Qu’utilise-t-il comme instrument de mesure des libertés politiques pour soutenir qu’il y a en a un peu plus au Congo que dans les autres pays de la région ? Comment passe-t-il des preuves de l’existence des libertés politiques à la dénonciation de l’insécurité ? En effet, soutient Kisonga, « un des problèmes aussi est constitué par l’insécurité. Certains collaborateurs du chef de l’Etat sont accusés de disposer des milices privées et peuvent donc, Dieu seul sait s’ils s’en privent, menacer la vie des tiers. » Pour disculper le chef de l’Etat, commandant suprême de sa milice abusivement appelée « garde républicaine », Kisonga trouve un subterfuge. Pour lui, « la faiblesse du pouvoir, comme conséquence de la corruption, est telle que le Président de la République est loin de tenir réellement toutes ses troupes en main. La preuve est que lorsque des éléments de sa garde prétorienne avaient décidé d’en finir avec Jean-Pierre Bemba, qui à ce moment recevait chez lui les ambassadeurs occidentaux, ils s’étaient passés de l’aval du Président. » Il en va de même des commanditaires présumés de l’assassinat de Franck Kangundu. Qui aurait confié à Albert Kisonga « ces secrets d’Etat » ? Notre ex-ambassadeur est-il dans le secret de la Présidence de la République ? Albert Kisonga a-t-il le chiffre exact du nombre des prisonniers politiques et d’opinion de l’Afrique des Grands Lacs ? S’est-il livré à une étude comparative du nombre des journalistes tués dans cette région (et au Congo) et des manifestations pacifiques dispersées depuis la mascarade électorale de 2006 ?

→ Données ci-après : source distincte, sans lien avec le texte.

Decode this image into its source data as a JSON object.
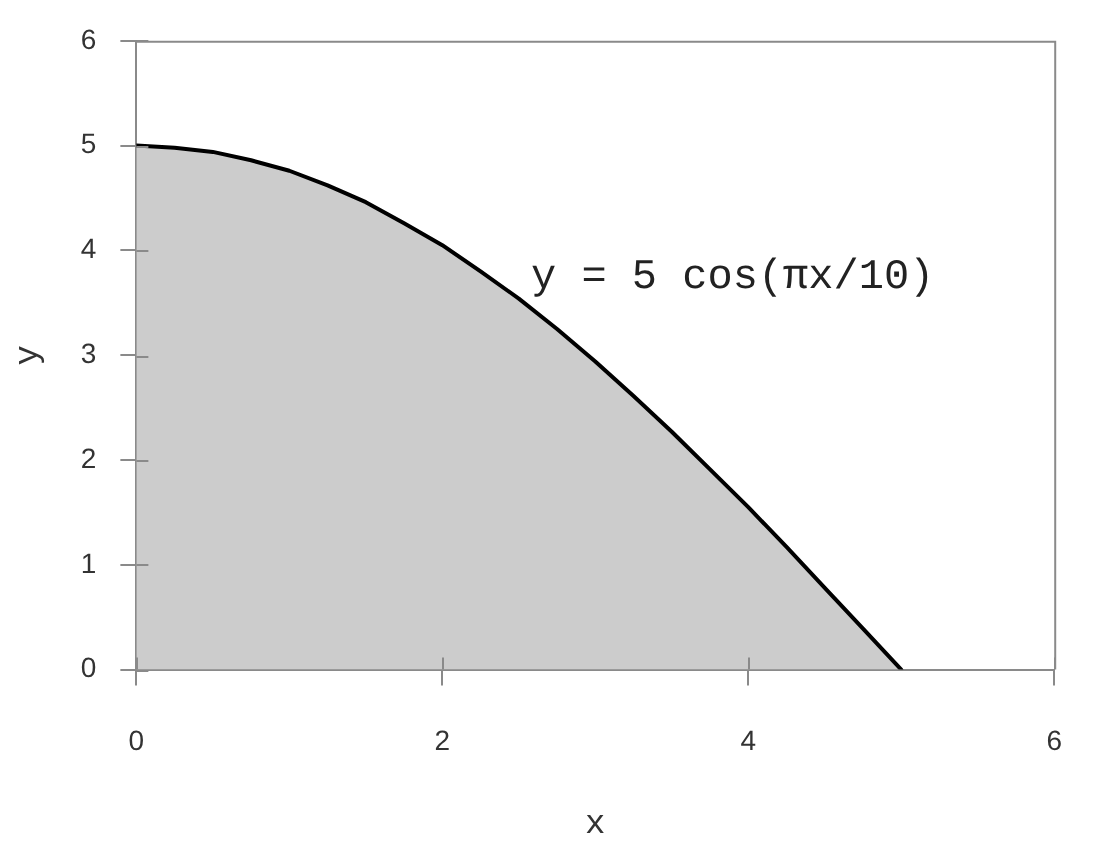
{
  "chart_data": {
    "type": "area",
    "x": [
      0,
      0.25,
      0.5,
      0.75,
      1,
      1.25,
      1.5,
      1.75,
      2,
      2.25,
      2.5,
      2.75,
      3,
      3.25,
      3.5,
      3.75,
      4,
      4.25,
      4.5,
      4.75,
      5
    ],
    "series": [
      {
        "color": "#cccccc",
        "values": [
          5,
          4.98,
          4.94,
          4.86,
          4.76,
          4.62,
          4.46,
          4.26,
          4.05,
          3.8,
          3.54,
          3.25,
          2.94,
          2.61,
          2.27,
          1.91,
          1.55,
          1.17,
          0.78,
          0.39,
          0
        ]
      }
    ],
    "xlim": [
      0,
      6
    ],
    "ylim": [
      0,
      6
    ],
    "xticks": [
      0,
      2,
      4,
      6
    ],
    "yticks": [
      0,
      1,
      2,
      3,
      4,
      5,
      6
    ],
    "xlabel": "x",
    "ylabel": "y",
    "marker": "none",
    "annotations": [
      "y = 5 cos(πx/10)"
    ]
  }
}
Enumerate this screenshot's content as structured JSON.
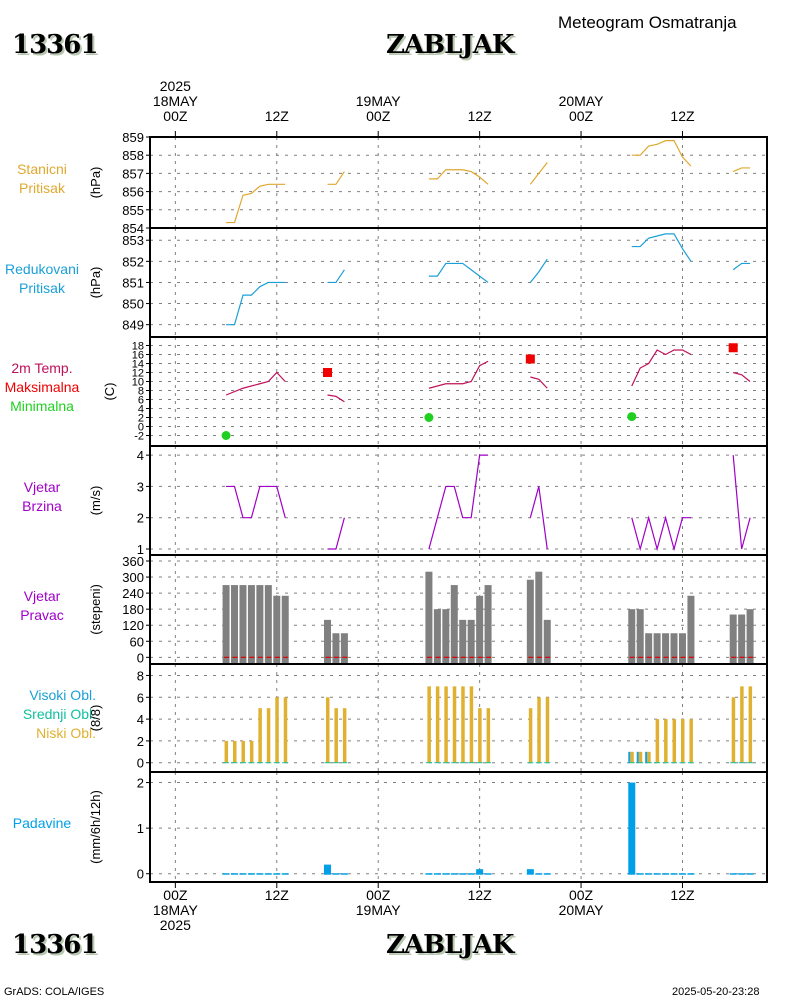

Là où Kisonga voit la promotion des libertés politiques en faisant de Kinshasa le miroir du Congo et en innocentant Joseph Kabila, le collectif des universitaires belges et européens note des dérives graves. Il estime que « les pillages, les viols, la mise en esclavage sexuel des femmes, la poursuite des recrutements d’enfants soldats, les meurtres et les enlèvements ciblés de notables locaux et de journalistes qui sont perpétrés dans les Kivu (mais aussi ailleurs) tant par des bandes armées hors la loi sans aucun agenda politique et des trafiquants d’armes de tout bord que par une armée congolaise qui n’est pas digne de ce nom, sont inacceptables (…) » Pour eux, Joseph Kabila est responsable de cette situation. Pourquoi ? Il « est constitutionnellement chef des armées ». S’adressant à lui, ce collectif écrit ce qui suit : « Au président Kabila, qui est constitutionnellement chef des armées, nous souhaiterions dire que la légitimité qu’il a tirée des urnes ne fait pas l’économie de celle qu’il doit tirer en priorité de la pacification du pays. Celle-ci ne pourra être atteinte par de simples changements de titulaires au niveau d’un état-major calfeutré dans la capitale, ou par des disproportionnées, notamment d’une garde républicaine qui n’a toujours pas de statut officiel ». Il ajoute : « A l’instar de tous les autres « chefs de guerre » impunis, ses officiers ou sous-officiers responsables de crimes contre l’humanité doivent être poursuivis systématiquement par des tribunaux militaires qui doivent cesser soit de vouloir interférer dans ce qui relève du droit pénal civil, soit de protéger l’impunité des leurs. » Pour ce collectif, il n’y a pas que la corruption qui justifierait les dérives de la garde républicaine et des autres bandes armées. Il y a surtout l’impunité et le non-casernement de l’armée dont la capacité de nuisance se passe de tout commentaire.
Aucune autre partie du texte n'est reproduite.